Toni Venturi é um cineasta paulista, nascido em 21 de novembro de 1955. Morou no Canadá de 1976 até 1984, onde se graduou Bacharel em Artes Fotográficas – Cinema, pela University Of Ryerson, em 1984. Também formou-se em Comunicação Social – Cinema pela Universidade São Paulo, em 1987. No Brasil, fez o curso secundário no Ginásio Estadual Vocacional Oswaldo Aranha, em São Paulo, que compunha uma rede de escolas experimentais mantida pela pedagoga Maria Nilde Mascelani e extinta pela ditadura militar. Depois da passagem pelo Canadá, viveu no Rio de Janeiro até 1989 e desde 1990 reside em São Paulo. Toni Venturi é casado com a Atriz Débora Duboc com quem tem um filho.

Seu trabalho inclui os seguintes títulos, muitos deles premiados

Diretor e Produtor do longa metragem de ficção Cabra-cega. Prêmios de produção: “Filmes de Baixo Orçamento do MINC”, “Finalização da ANCINE” e “Finalização Prefeitura de São Paulo”, lançado em 2005.

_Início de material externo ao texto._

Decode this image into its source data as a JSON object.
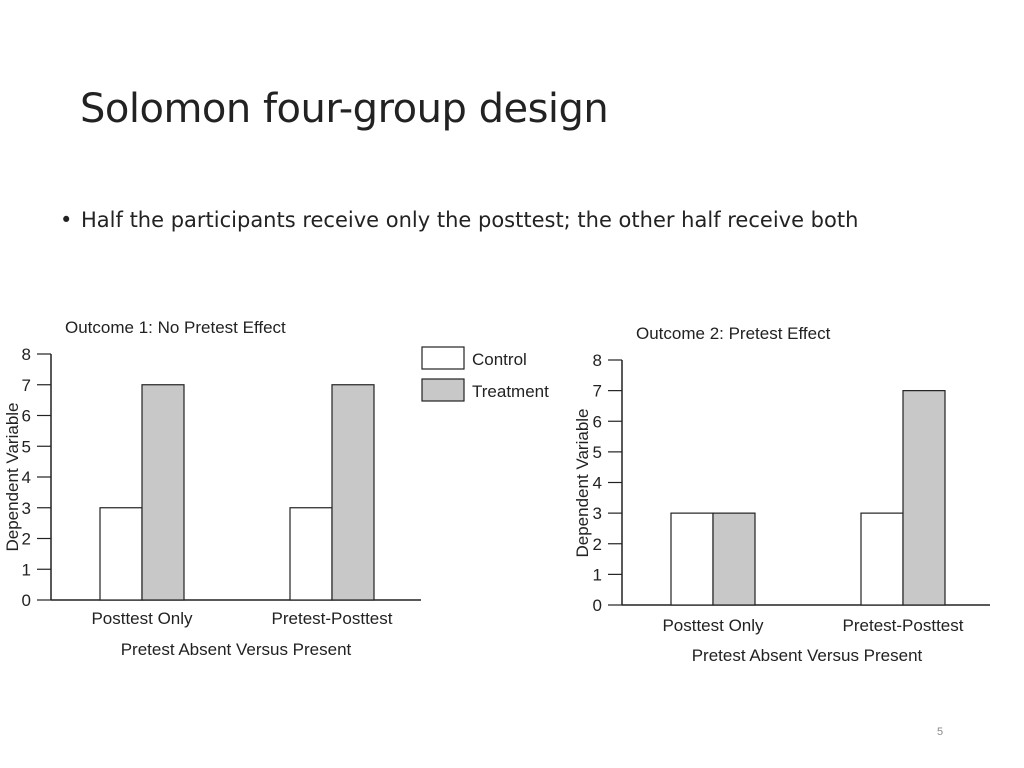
{
  "slide": {
    "title": "Solomon four-group design",
    "bullets": [
      "Half the participants receive only the posttest; the other half receive both"
    ],
    "slide_number": "5"
  },
  "colors": {
    "control": "#ffffff",
    "treatment": "#c8c8c8",
    "stroke": "#222222"
  },
  "legend": {
    "control_label": "Control",
    "treatment_label": "Treatment"
  },
  "chart_data": [
    {
      "type": "bar",
      "title": "Outcome 1: No Pretest Effect",
      "xlabel": "Pretest Absent Versus Present",
      "ylabel": "Dependent Variable",
      "categories": [
        "Posttest Only",
        "Pretest-Posttest"
      ],
      "series": [
        {
          "name": "Control",
          "values": [
            3,
            3
          ]
        },
        {
          "name": "Treatment",
          "values": [
            7,
            7
          ]
        }
      ],
      "ylim": [
        0,
        8
      ],
      "yticks": [
        0,
        1,
        2,
        3,
        4,
        5,
        6,
        7,
        8
      ],
      "legend_position": "right",
      "grid": false
    },
    {
      "type": "bar",
      "title": "Outcome 2: Pretest Effect",
      "xlabel": "Pretest Absent Versus Present",
      "ylabel": "Dependent Variable",
      "categories": [
        "Posttest Only",
        "Pretest-Posttest"
      ],
      "series": [
        {
          "name": "Control",
          "values": [
            3,
            3
          ]
        },
        {
          "name": "Treatment",
          "values": [
            3,
            7
          ]
        }
      ],
      "ylim": [
        0,
        8
      ],
      "yticks": [
        0,
        1,
        2,
        3,
        4,
        5,
        6,
        7,
        8
      ],
      "grid": false
    }
  ]
}
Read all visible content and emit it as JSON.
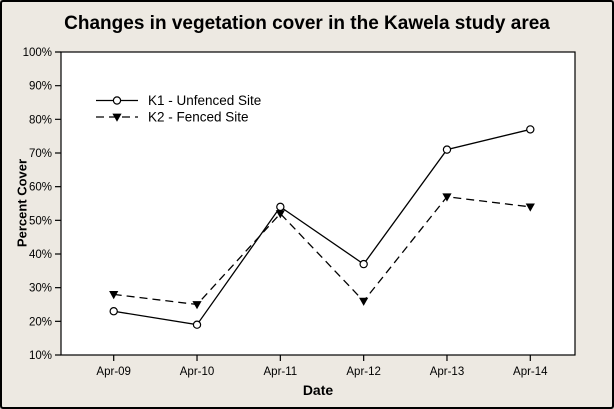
{
  "chart_data": {
    "type": "line",
    "title": "Changes in vegetation cover in the Kawela study area",
    "xlabel": "Date",
    "ylabel": "Percent Cover",
    "categories": [
      "Apr-09",
      "Apr-10",
      "Apr-11",
      "Apr-12",
      "Apr-13",
      "Apr-14"
    ],
    "series": [
      {
        "name": "K1 - Unfenced Site",
        "values": [
          23,
          19,
          54,
          37,
          71,
          77
        ],
        "line": "solid",
        "marker": "open-circle",
        "color": "#000000"
      },
      {
        "name": "K2 - Fenced Site",
        "values": [
          28,
          25,
          52,
          26,
          57,
          54
        ],
        "line": "dashed",
        "marker": "filled-triangle-down",
        "color": "#000000"
      }
    ],
    "ylim": [
      10,
      100
    ],
    "ytick_values": [
      10,
      20,
      30,
      40,
      50,
      60,
      70,
      80,
      90,
      100
    ],
    "ytick_labels": [
      "10%",
      "20%",
      "30%",
      "40%",
      "50%",
      "60%",
      "70%",
      "80%",
      "90%",
      "100%"
    ],
    "grid": false,
    "legend_position": "top-left-inside",
    "background_color": "#EDE9E2",
    "plot_background_color": "#FFFFFF",
    "axis_color": "#000000"
  }
}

Diretor e Produtor do documentário para TV No Olho Do Furacão. Prêmios de produção: “Itaú Rumos” e “Documentários Inéditos do MINC”. Em 2003, recebeu o Prêmio Especial do Júri na 30ª Jornada da Bahia.

Diretor e Produtor do longa metragem de ficção Latitude Zero. Em 2001, o filme participou da 51ª Festival de Berlim, Seção Panorama. Ganhou 15 prêmios em festivais nacionais e internacionais nas categorias de melhor direção, ator, atriz e arte. Foi lançado comercialmente em março de 2002 e está disponível em DVD e VHS.

Diretor e Produtor de O Velho, A História De Luís Carlos Prestes. Documentário longa metragem e série de 04 episódios para TV. Ganhou 3 prêmios de melhor filme em festivais de cinema nacionais e foi premiado em Cuba.

Diretor da série “Teletubbies” da Rede Globo, em 1988.

Diretor do programa “Conexão Roberto D’avila”, de entrevistas, em 1996.

Diretor da série de documentários institucionais “Gente Que Faz”, patrocinado pelo Banco Bamerindus (1995 – 97).

Diretor e Produtor dos seguintes curtas metragens: Ficção futurista com Jonas Bloch passada nos últimos dias do milênio; Guerras, Documentário sobre a vida do poeta luso-brasileiro Antonio José, que morreu queimado nas fogueiras da Inquisição no século XVIII; e Under The Table sobre o drama dos imigrantes ilegais latino-americanos que vivem em Toronto, Canadá.

Atualmente é dono da produtora audiovisual Olhar Imaginário.